- Directed by: Sreekumaran Thampi
- Written by: K. Surendran Sreekumaran Thampi (dialogues)
- Screenplay by: Sreekumaran Thampi
- Produced by: Sreekumaran Thampi
- Starring: Jayan Sheela Jagathy Sreekumar Sreelatha Namboothiri
- Cinematography: Hemachandran
- Edited by: K. Sankunni
- Music by: Salil Chowdhary
- Production company: Bhavani Rajeswari
- Distributed by: Bhavani Rajeswari
- Release date: 3 November 1978;
- Country: India
- Language: Malayalam

= Etho Oru Swapnam =

Etho Oru Swapnam is a 1978 Indian Malayalam-language romantic drama film directed and produced by Sreekumaran Thampi. The film stars Sheela, Sukumaran, Sreelatha Namboothiri, Jagathy Sreekumar and Jayan in the lead roles. The film has musical score by Salil Chowdhary.

==Plot==
Kausalya (Sheela) is a divorcee and she doesn't approve of her daughter Shobha's relationship with an aspiring film artist, Krishnachandran. Her friend Vijayamma also is in troubled marriage with Janardanan Nair (Jagathy Sreekumar) who is friends with Kausalyas ex-husband Divakaran Nair (Sukumaran). Both the men are alcoholics while the ladies find solace in a godman V.V. Swami (Vasudevab)(Jayan).

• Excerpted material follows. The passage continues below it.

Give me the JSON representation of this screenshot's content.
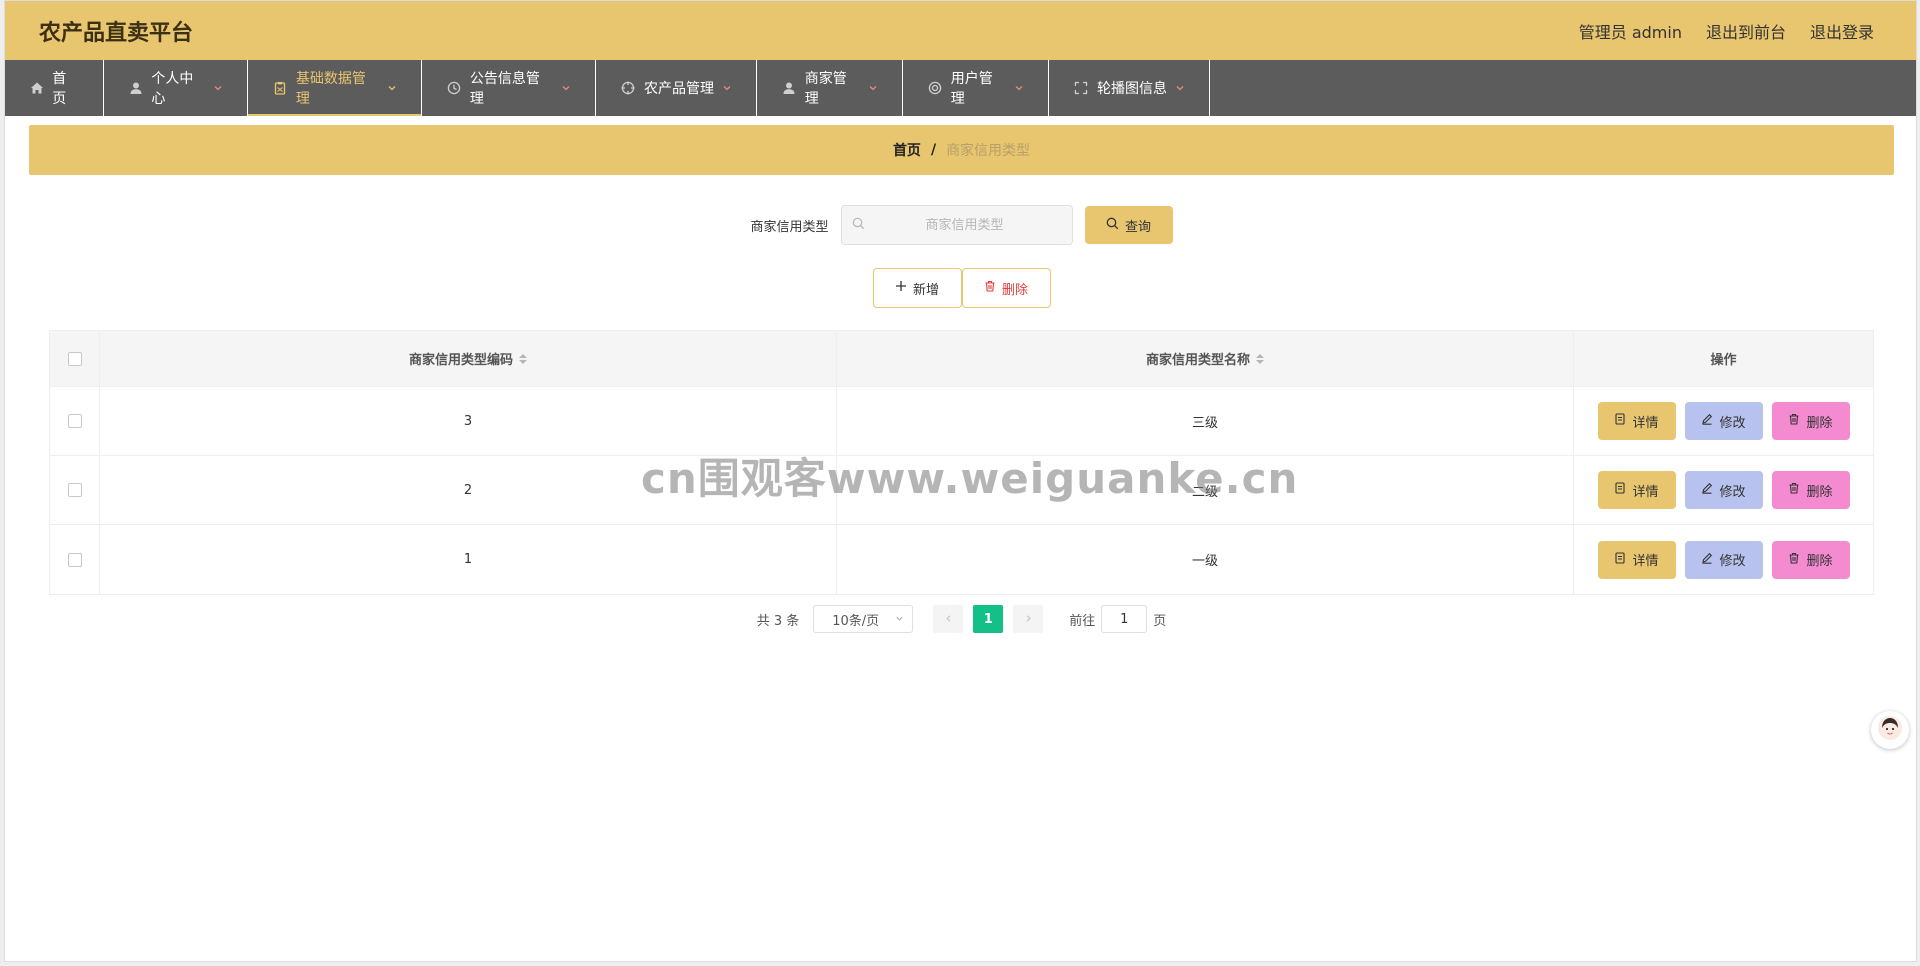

In their younger days, Kausalaya, Vijayamma, Divakaran and Janardanan were working together. Divakaran and Vijayamma fall in love, and Kausalya supports them. Later, Vijayamma ditches Divakaran for Janardanan who has a higher social and economic status. Kausalya tries to console a heartbroken Divakaran and they eventually falls for each other and they get married, and Shobha is born. But the marriage breaks down as Divakaran starts an affair with new colleague Susheela. Divakaran leaves his family for Susheela.

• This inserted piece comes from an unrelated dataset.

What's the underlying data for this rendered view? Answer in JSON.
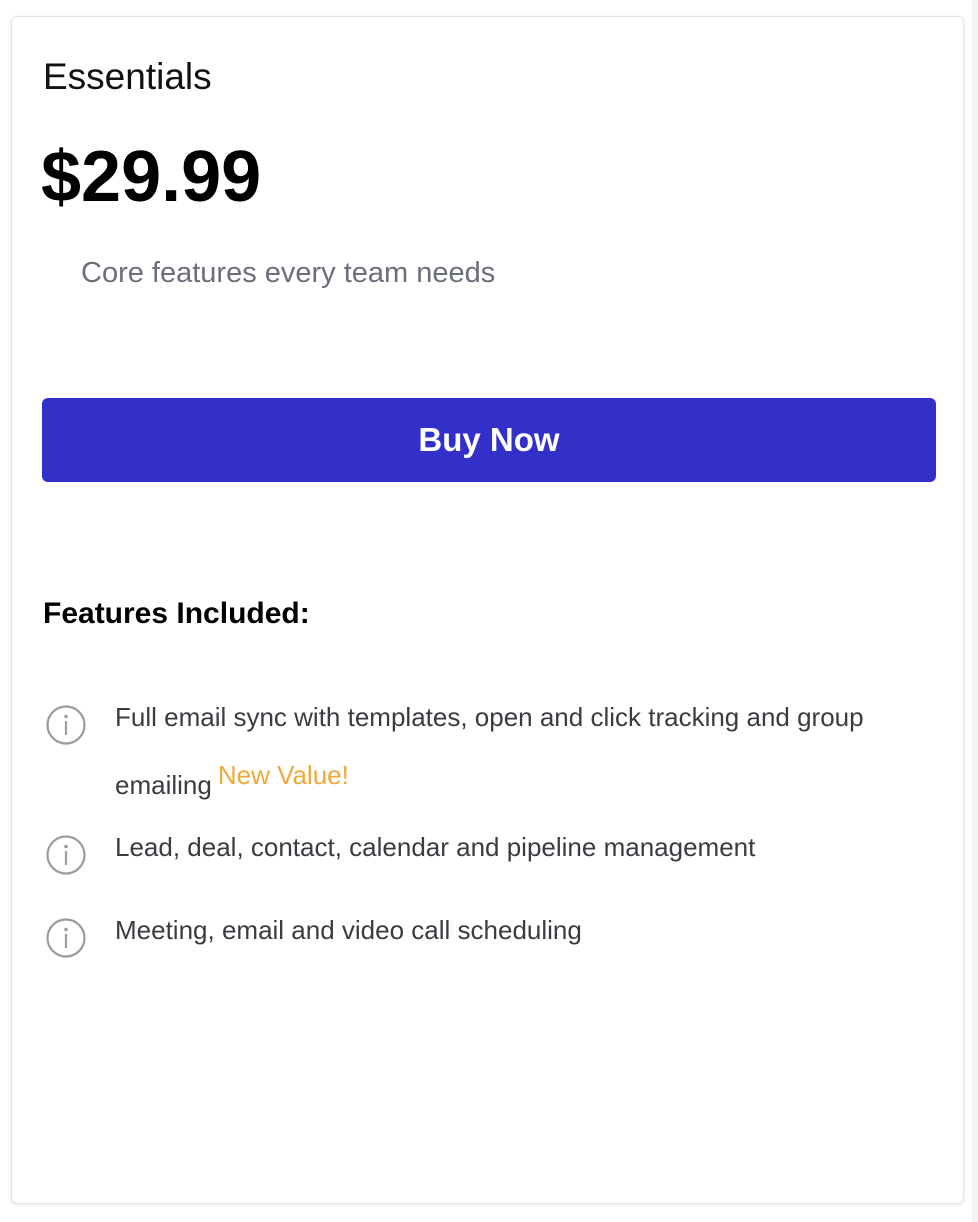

Back in the present, Shobha elopes with Krishnachandran to Madras. The couple start working on a movie which could not be completed due to creative difference with the director. A relative Thara (Nanditha Bose) an established actress, helps them. Kausalya, with a friend, reaches Madras to take her daughter back. But Shobha refuses to leave her husband.

==Cast==

- Sheela as Kausalya
- Sukumaran as Divakaran Nair
- Jagathy Sreekumar as Janardhanan Nair
- Sreelatha Namboothiri as Susheela
- Jayan as V. V. Swami/Vasudevab
- Kanakadurga as Sathyavathi
- Mallika Sukumaran as Vijayamma
- Nanditha Bose as Thara
- Ravikumar as Krishnachandran
- Vaikkam Mani as Sathyavathi's father
- Kailas Nath as Abhayan
- Priyamvada as Shobha
- Somasekharan Nair as Film Producer

==Soundtrack==
The music was composed by Salil Chowdhary and the lyrics were written by Sreekumaran Thampi.

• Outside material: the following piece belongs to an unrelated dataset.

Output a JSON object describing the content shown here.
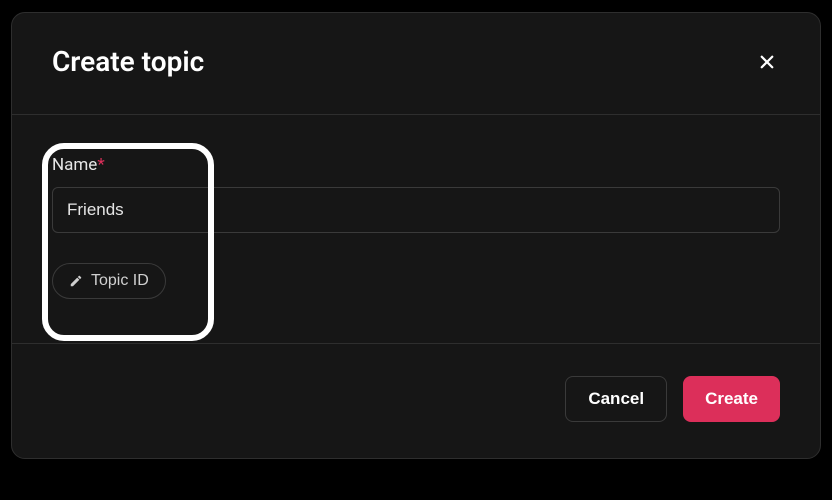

| No. | Song | Singers | Lyrics | Length (m:ss) |
|---|---|---|---|---|
| 1 | "Oru Mukham Maathram" (F) | Sabitha Chowdhary | Sreekumaran Thampi |  |
| 2 | "Oru Mukham Maathram" (M) | K. J. Yesudas | Sreekumaran Thampi |  |
| 3 | "Poo Niranjaal" | K. J. Yesudas | Sreekumaran Thampi |  |
| 4 | "Poomaanam" | K. J. Yesudas | Sreekumaran Thampi |  |
| 5 | "Sreepadam Vidarna" | K. J. Yesudas, Chorus | Sreekumaran Thampi |  |

==Box office==
The film became a commercial success.